Congress Had The Chance To Put Mike Flynn Through His Paces. They Passed It Up.

The House version of an annual bill would have made the national security advisor subject to Senate confirmation.
President-elect Donald Trump's national security advisor, retired Lt. Gen. Michael Flynn, would have had to face Senate confirmation hearings under an earlier version of the National Defense Authorization Act.
President-elect Donald Trump's national security advisor, retired Lt. Gen. Michael Flynn, would have had to face Senate confirmation hearings under an earlier version of the National Defense Authorization Act.
Alex Wong/Getty Images

WASHINGTON ― Donald Trump’s controversial pick for national security adviser won’t get the public grilling he might have faced had lawmakers stuck by an earlier proposal to rein in the National Security Council. The proposal, which would have required retired Lt. Gen. Michael Flynn to undergo Senate confirmation, did not make it into the final legislation.

The House version of the annual National Defense Authorization Act had included a requirement that the president’s top national security aide face Senate confirmation should the National Security Council staff exceed 100 employees. The NSC currently has some 400 staff members.

That would almost certainly have required Flynn to face questions from Democratic senators regarding his more inflammatory statements through the years.

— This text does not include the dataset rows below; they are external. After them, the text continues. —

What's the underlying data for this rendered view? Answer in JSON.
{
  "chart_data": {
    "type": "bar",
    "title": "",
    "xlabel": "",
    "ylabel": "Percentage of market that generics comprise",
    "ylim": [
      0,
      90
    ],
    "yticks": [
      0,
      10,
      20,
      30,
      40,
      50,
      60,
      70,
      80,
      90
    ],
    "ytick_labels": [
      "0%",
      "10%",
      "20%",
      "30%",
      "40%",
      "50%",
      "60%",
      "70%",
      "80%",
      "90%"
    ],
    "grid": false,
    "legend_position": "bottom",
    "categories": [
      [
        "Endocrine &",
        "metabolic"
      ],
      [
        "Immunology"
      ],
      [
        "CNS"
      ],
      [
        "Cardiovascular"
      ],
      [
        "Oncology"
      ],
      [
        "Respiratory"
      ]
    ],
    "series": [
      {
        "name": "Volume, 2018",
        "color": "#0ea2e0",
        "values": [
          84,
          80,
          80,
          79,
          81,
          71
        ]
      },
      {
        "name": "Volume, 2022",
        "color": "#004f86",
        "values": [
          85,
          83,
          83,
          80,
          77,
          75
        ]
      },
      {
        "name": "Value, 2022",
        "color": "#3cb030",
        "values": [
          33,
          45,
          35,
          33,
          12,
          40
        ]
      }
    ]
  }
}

But at some point early in negotiations with the Senate, House Armed Services Committee members dropped their insistence on requiring confirmation hearings for the national security advisor position.

The proposal had nothing to do with the outcome of the election ― in fact, at the time it was made, the likely next president appeared to be Democratic nominee Hillary Clinton, said people familiar with the negotiations. The proposal was dropped because Congress had no way to keep tabs on the NSC headcount at any given moment, they said.

Instead, the House went along with the Senate idea of capping the NSC staff. While the Senate bill had set the limit at 150, the compromise version both chambers plan to vote on in the coming days sets the limit at 200.

If Flynn were to face a confirmation hearing, Senate Democrats would have plenty of material to challenge his fitness for the role of national security adviser. Once a highly respected intelligence officer, Flynn suffered a dramatic fall from grace when he was pushed out of his role as the head of the Defense Intelligence Agency in 2014.

People who worked at DIA with Flynn said he was forced to step down because of his poor management abilities. One DIA staffer, who has been at the agency since 2010, said Flynn was “kind of ADHD” and “impetuous” in his decision-making.

“He was always eager to go on to the next thing ― almost in the sense of, ‘What’s the next shiny object?’” said another DIA staffer who has worked with the Pentagon since 2008.

After leaving DIA, Flynn started a private intelligence firm. But these days, he is better known for his role at the center of controversies than for thoughtful intelligence analysis.

The year after he left the military, Flynn traveled to Moscow for an event hosted by the Kremlin-controlled television network Russia Today. He sat next to Russian President Vladimir Putin.

As a private citizen, Flynn has grown increasingly outspoken about his beliefs about Islam. “Fear of Muslims is RATIONAL,” he tweeted in February. “Islam is a political ideology,” he said during a speech in August. “It definitely hides behind this notion of it being a religion.”

Flynn’s memoir, published earlier this year, frames the current geopolitical climate as a war between the U.S. and radical Islam.

Some of the people who worked with Flynn at DIA warned one another to be careful about mentioning Arabs or Muslims, because it would prompt him to launch into a lengthy tirade about radical Islam, said the second DIA staffer.

“Who do you report the head of the DIA to?”

- Defense Intelligence Agency staffer

At times, Flynn spoke disparagingly about Muslims in front of foreign allies, said the first staffer. During a small awards ceremony for an Australian military official who worked with the U.S. in Afghanistan, Flynn started describing one of their experiences in the field together, only to trail off by insulting Afghans and Muslims as “a different breed.”

The staffer who was present at the awards ceremony thought about reporting Flynn but decided against it. “Who do you report the head of the DIA to?” the person said.

Even some at DIA who voted for Trump, said the staffer, expressed “serious concern” about Flynn as national security advisor. “He has some battles to finish, some scores to settle.”

The National Security Council was created immediately after World War II as a way of coordinating the various intelligence and defense agencies. Through the years, though, the council’s decision-making power has grown dramatically.

Congressional Republicans in both chambers have wanted to rein in the NSC under the Obama administration as it grew in size and influence. The House version of the bill spent pages citing criticism of this arrangement, including quotations from former Defense secretaries Robert Gates and Leon Panetta.